The answer is that the three hands never form 120 degree angles w.r.t each other. I have an inelegant solution. There are in fact, 22 times in a 12 hour period that the hour and minute hands are 120 degrees apart. It suffices to determine where the second hand is at those times. I did so and found that the second hand is never at the right place at the right time. Here are the results of a computer run. The first column is the time. The second column is the angle between the hour and minute hands. The third column is the angle between the minute and second hands. Take the first pair of lines for instance. Sometime between 00:21:49 and 00:21:50, the hour and minute hands were 120 degrees apart. However, at no time during that interval was the second hand near to 120 degrees from the minute hand. There is some symmetry in the data so that it turns out that with a little more analysis, you wouldn't need to check all 22 times.

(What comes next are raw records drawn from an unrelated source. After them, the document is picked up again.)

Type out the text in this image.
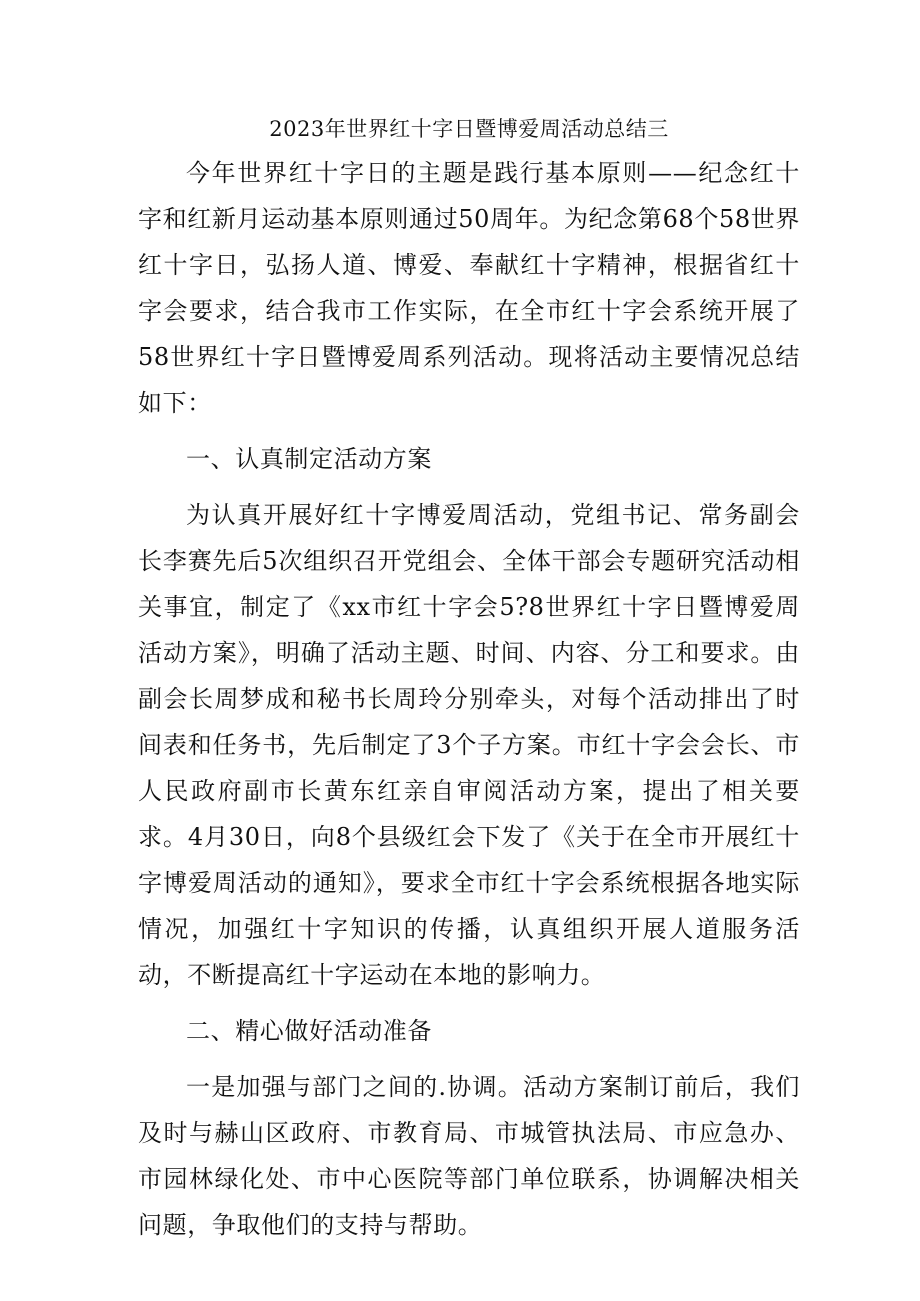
2023年世界红十字日暨博爱周活动总结三

今年世界红十字日的主题是践行基本原则——纪念红十字和红新月运动基本原则通过50周年。为纪念第68个58世界红十字日，弘扬人道、博爱、奉献红十字精神，根据省红十字会要求，结合我市工作实际，在全市红十字会系统开展了58世界红十字日暨博爱周系列活动。现将活动主要情况总结如下：

一、认真制定活动方案

为认真开展好红十字博爱周活动，党组书记、常务副会长李赛先后5次组织召开党组会、全体干部会专题研究活动相关事宜，制定了《xx市红十字会5?8世界红十字日暨博爱周活动方案》，明确了活动主题、时间、内容、分工和要求。由副会长周梦成和秘书长周玲分别牵头，对每个活动排出了时间表和任务书，先后制定了3个子方案。市红十字会会长、市人民政府副市长黄东红亲自审阅活动方案，提出了相关要求。4月30日，向8个县级红会下发了《关于在全市开展红十字博爱周活动的通知》，要求全市红十字会系统根据各地实际情况，加强红十字知识的传播，认真组织开展人道服务活动，不断提高红十字运动在本地的影响力。

二、精心做好活动准备

一是加强与部门之间的.协调。活动方案制订前后，我们及时与赫山区政府、市教育局、市城管执法局、市应急办、市园林绿化处、市中心医院等部门单位联系，协调解决相关问题，争取他们的支持与帮助。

The closest approach is at 2:54:32 (and at 3 other times). 00:21:49 -119.9917 -163.1000 00:21:50 -120.0833 -169.0000 00:43:38 -239.9833 33.8000 00:43:39 -240.0750 27.9000 01:27:16 -119.9667 67.6000 01:27:17 -120.0583 61.7000 01:49:05 -239.9583 264.5000 01:49:06 -240.0500 258.6000 02:32:43 -119.9417 -61.7000 02:32:44 -120.0333 -67.6000 02:54:32 -239.9333 135.2000 02:54:33 -240.0250 129.3000 03:38:10 -119.9167 169.0000 03:38:11 -120.0083 163.1000 03:59:59 -239.9083 5.9000 04:00:00 120.0000 0.0000 04:00:01 119.9083 -5.9000 04:43:38 -119.9833 33.8000 04:43:39 -120.0750 27.9000 05:05:27 120.0250 -129.3000 05:05:28 119.9333 -135.2000 05:49:05 -119.9583 264.5000 05:49:06 -120.0500 258.6000 06:10:54 120.0500 -258.6000 06:10:55 119.9583 -264.5000 06:54:32 -119.9333 135.2000 06:54:33 -120.0250 129.3000 07:16:21 120.0750 -27.9000 07:16:22 119.9833 -33.8000 07:59:59 -119.9083 5.9000 08:00:00 240.0000 0.0000 08:00:01 239.9083 -5.9000 08:21:49 120.0083 -163.1000 08:21:50 119.9167 -169.0000 09:05:27 240.0250 -129.3000 09:05:28 239.9333 -135.2000 09:27:16 120.0333 67.6000 09:27:17 119.9417 61.7000 10:10:54 240.0500 -258.6000 10:10:55 239.9583 -264.5000 10:32:43 120.0583 -61.7000 10:32:44 119.9667 -67.6000 11:16:21 240.0750 -27.9000 11:16:22 239.9833 -33.8000 11:38:10 120.0833 169.0000 11:38:11 119.9917 163.1000
Not quite. The second hand gets closer to the 120 degree position a couple of seconds after this time (and as the second hand goes round sixty times faster than the minute hand, the overall accuracy is better even though the minute hand is then a little off). That was the basis of my post, but apparently, it's not the answer the OP was looking for.
You misinterpretted what I meant. Of the 22 times that the hour and minute hands are exactly 120 degrees apart, 2:54:32 finds the second hand at the closest to 120 degrees from the minute hand. Of course, there are other times that the second hand is exactly 120 degrees from the minute hand, but none of them are among the 22 times in my small universe.